Fig. 7.

Bach1 and c-Myc Nuclear Translocation is Dysregulated by Chronic Hyperoxia. MEF cells were cultured either at 5% or 40% oxygen prior to pretreatment. Cells were either not pretreated with H₂O₂ or pretreated with a non-damaging, signaling level (1.0 μM H₂O₂ in a final volume of 2.0 ml in 6 well plates) for 1 h and then allowed to recover for either 1 h or 18 h post treatment. Cytosolic and nuclear fractions were isolated. All treatments were done in replicates of 6 (n = 6). (A) The levels of c-Myc and Bach1 were assessed by Western blot in the cytosolic versus nuclear fractions 1-h and 18-h after initial H₂O₂ pretreatment and normalized either to GAPDH (cytosolic fraction) or LAMIN (nuclear fraction) loading controls. (B) Quantification of c-Myc levels within cytosolic and nuclear fractions. MEF cells cultured at 5% oxygen, showed an increasing accumulation of c-Myc within the nuclear fraction by 18 h post-pretreatment, with no change in the cytosolic fraction.

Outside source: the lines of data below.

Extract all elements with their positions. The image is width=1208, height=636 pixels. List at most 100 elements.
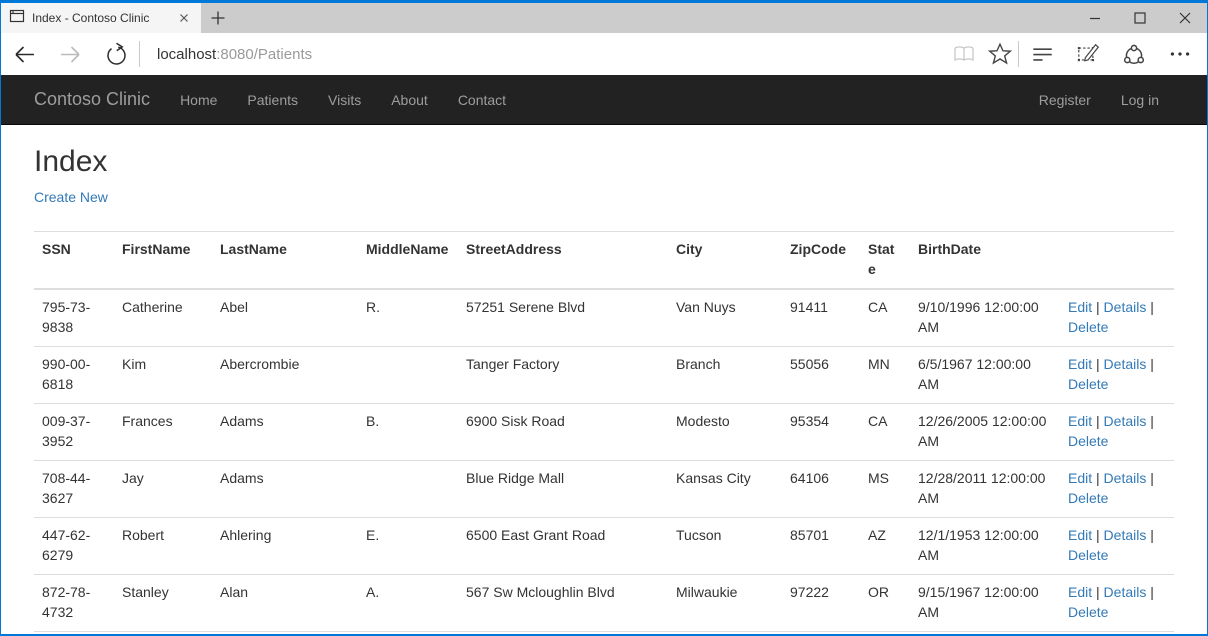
cell-zip-code: 55056 bbox=[782, 346, 860, 403]
edit-link[interactable]: Edit bbox=[1068, 584, 1092, 600]
forward-icon[interactable] bbox=[47, 33, 93, 75]
browser-tab[interactable]: Index - Contoso Clinic bbox=[1, 3, 201, 33]
details-link[interactable]: Details bbox=[1104, 584, 1147, 600]
edit-link[interactable]: Edit bbox=[1068, 299, 1092, 315]
cell-actions: Edit | Details | Delete bbox=[1060, 403, 1174, 460]
patients-table: SSNFirstNameLastNameMiddleNameStreetAddr… bbox=[34, 231, 1174, 634]
details-link[interactable]: Details bbox=[1104, 527, 1147, 543]
cell-ssn: 990-00-6818 bbox=[34, 346, 114, 403]
nav-link-home[interactable]: Home bbox=[165, 75, 232, 125]
cell-birth-date: 9/10/1996 12:00:00 AM bbox=[910, 289, 1060, 346]
delete-link[interactable]: Delete bbox=[1068, 490, 1108, 506]
cell-zip-code: 82901 bbox=[782, 631, 860, 634]
minimize-icon[interactable] bbox=[1072, 3, 1117, 33]
cell-state: OR bbox=[860, 574, 910, 631]
cell-middle-name: B. bbox=[358, 403, 458, 460]
table-row: 872-78-4732StanleyAlanA.567 Sw Mcloughli… bbox=[34, 574, 1174, 631]
details-link[interactable]: Details bbox=[1104, 413, 1147, 429]
cell-middle-name bbox=[358, 346, 458, 403]
edit-link[interactable]: Edit bbox=[1068, 470, 1092, 486]
action-separator: | bbox=[1092, 527, 1103, 543]
delete-link[interactable]: Delete bbox=[1068, 604, 1108, 620]
cell-actions: Edit | Details | Delete bbox=[1060, 517, 1174, 574]
cell-street-address: 6900 Sisk Road bbox=[458, 403, 668, 460]
refresh-icon[interactable] bbox=[93, 33, 139, 75]
delete-link[interactable]: Delete bbox=[1068, 376, 1108, 392]
col-header-streetaddress: StreetAddress bbox=[458, 232, 668, 289]
details-link[interactable]: Details bbox=[1104, 356, 1147, 372]
action-separator: | bbox=[1092, 356, 1103, 372]
hub-lines-icon[interactable] bbox=[1019, 33, 1065, 75]
table-row: 795-73-9838CatherineAbelR.57251 Serene B… bbox=[34, 289, 1174, 346]
nav-link-about[interactable]: About bbox=[376, 75, 443, 125]
cell-middle-name: R. bbox=[358, 289, 458, 346]
edit-link[interactable]: Edit bbox=[1068, 527, 1092, 543]
cell-state: CA bbox=[860, 403, 910, 460]
share-icon[interactable] bbox=[1111, 33, 1157, 75]
cell-first-name: Kim bbox=[114, 346, 212, 403]
cell-first-name: Stanley bbox=[114, 574, 212, 631]
cell-zip-code: 85701 bbox=[782, 517, 860, 574]
cell-birth-date: 12/1/1953 12:00:00 AM bbox=[910, 517, 1060, 574]
toolbar-right-group bbox=[946, 33, 1207, 75]
cell-last-name: Alan bbox=[212, 574, 358, 631]
cell-state: CA bbox=[860, 289, 910, 346]
cell-zip-code: 97222 bbox=[782, 574, 860, 631]
details-link[interactable]: Details bbox=[1104, 470, 1147, 486]
delete-link[interactable]: Delete bbox=[1068, 433, 1108, 449]
edit-link[interactable]: Edit bbox=[1068, 413, 1092, 429]
cell-state: MS bbox=[860, 460, 910, 517]
cell-middle-name bbox=[358, 460, 458, 517]
more-ellipsis-icon[interactable] bbox=[1157, 33, 1203, 75]
edit-link[interactable]: Edit bbox=[1068, 356, 1092, 372]
nav-link-contact[interactable]: Contact bbox=[443, 75, 521, 125]
cell-first-name: Paul bbox=[114, 631, 212, 634]
cell-middle-name: E. bbox=[358, 517, 458, 574]
cell-state: MN bbox=[860, 346, 910, 403]
web-note-pen-icon[interactable] bbox=[1065, 33, 1111, 75]
cell-street-address: Tanger Factory bbox=[458, 346, 668, 403]
brand-link[interactable]: Contoso Clinic bbox=[34, 89, 165, 110]
cell-city: Rock Springs bbox=[668, 631, 782, 634]
titlebar: Index - Contoso Clinic bbox=[1, 3, 1207, 33]
cell-ssn: 795-73-9838 bbox=[34, 289, 114, 346]
nav-link-register[interactable]: Register bbox=[1024, 75, 1106, 125]
details-link[interactable]: Details bbox=[1104, 299, 1147, 315]
tab-close-icon[interactable] bbox=[175, 9, 193, 27]
nav-link-patients[interactable]: Patients bbox=[232, 75, 313, 125]
table-row: 708-44-3627JayAdamsBlue Ridge MallKansas… bbox=[34, 460, 1174, 517]
cell-last-name: Abercrombie bbox=[212, 346, 358, 403]
cell-city: Van Nuys bbox=[668, 289, 782, 346]
cell-actions: Edit | Details | Delete bbox=[1060, 289, 1174, 346]
cell-middle-name: L. bbox=[358, 631, 458, 634]
close-icon[interactable] bbox=[1162, 3, 1207, 33]
cell-ssn: 898-79-8701 bbox=[34, 631, 114, 634]
nav-link-log-in[interactable]: Log in bbox=[1106, 75, 1174, 125]
delete-link[interactable]: Delete bbox=[1068, 547, 1108, 563]
delete-link[interactable]: Delete bbox=[1068, 319, 1108, 335]
cell-birth-date: 12/28/2011 12:00:00 AM bbox=[910, 460, 1060, 517]
cell-city: Milwaukie bbox=[668, 574, 782, 631]
maximize-icon[interactable] bbox=[1117, 3, 1162, 33]
col-header-birthdate: BirthDate bbox=[910, 232, 1060, 289]
action-separator: | bbox=[1146, 356, 1154, 372]
action-separator: | bbox=[1092, 413, 1103, 429]
action-separator: | bbox=[1092, 470, 1103, 486]
page-icon bbox=[9, 8, 25, 29]
page-content: Index Create New SSNFirstNameLastNameMid… bbox=[1, 125, 1207, 634]
patients-table-body: 795-73-9838CatherineAbelR.57251 Serene B… bbox=[34, 289, 1174, 634]
favorites-star-icon[interactable] bbox=[982, 33, 1018, 75]
col-header-middlename: MiddleName bbox=[358, 232, 458, 289]
navbar-links: HomePatientsVisitsAboutContact bbox=[165, 75, 521, 124]
cell-last-name: Adams bbox=[212, 403, 358, 460]
address-bar[interactable]: localhost:8080/Patients bbox=[140, 33, 946, 75]
table-row: 898-79-8701PaulAlcornL.White Mountain Ma… bbox=[34, 631, 1174, 634]
page-title: Index bbox=[34, 145, 1174, 179]
back-icon[interactable] bbox=[1, 33, 47, 75]
reading-view-book-icon[interactable] bbox=[946, 33, 982, 75]
table-row: 009-37-3952FrancesAdamsB.6900 Sisk RoadM… bbox=[34, 403, 1174, 460]
new-tab-button[interactable] bbox=[201, 3, 235, 33]
create-new-link[interactable]: Create New bbox=[34, 189, 108, 205]
cell-city: Tucson bbox=[668, 517, 782, 574]
nav-link-visits[interactable]: Visits bbox=[313, 75, 376, 125]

MEF cells cultured at 40% oxygen, showed increased baseline amounts of c-Myc in both nuclear and cytosolic fraction, but no adaptive accumulation in either fraction post-pretreatment. (C) Quantification of Bach1 levels within the cytosolic and nuclear fractions. MEF cells cultured at 5% oxygen, showed an increasing amount of Bach1 at 1 h and 18 h in the cytosolic fraction, whereas, Bach1 accumulated after 18 h post-pretreatment in the nuclear fraction. In contrast, MEF cells propagated at 40% oxygen showed a baseline increase in Bach1 levels in the cytosolic and nuclear fractions, but no difference in cells either not pretreated or pretreated with hydrogen peroxide. All data are expressed as means ± standard errors and Statistically significant differences were indicated by * (p < 0.05), ** (p < 0.01), *** (p < 0.001).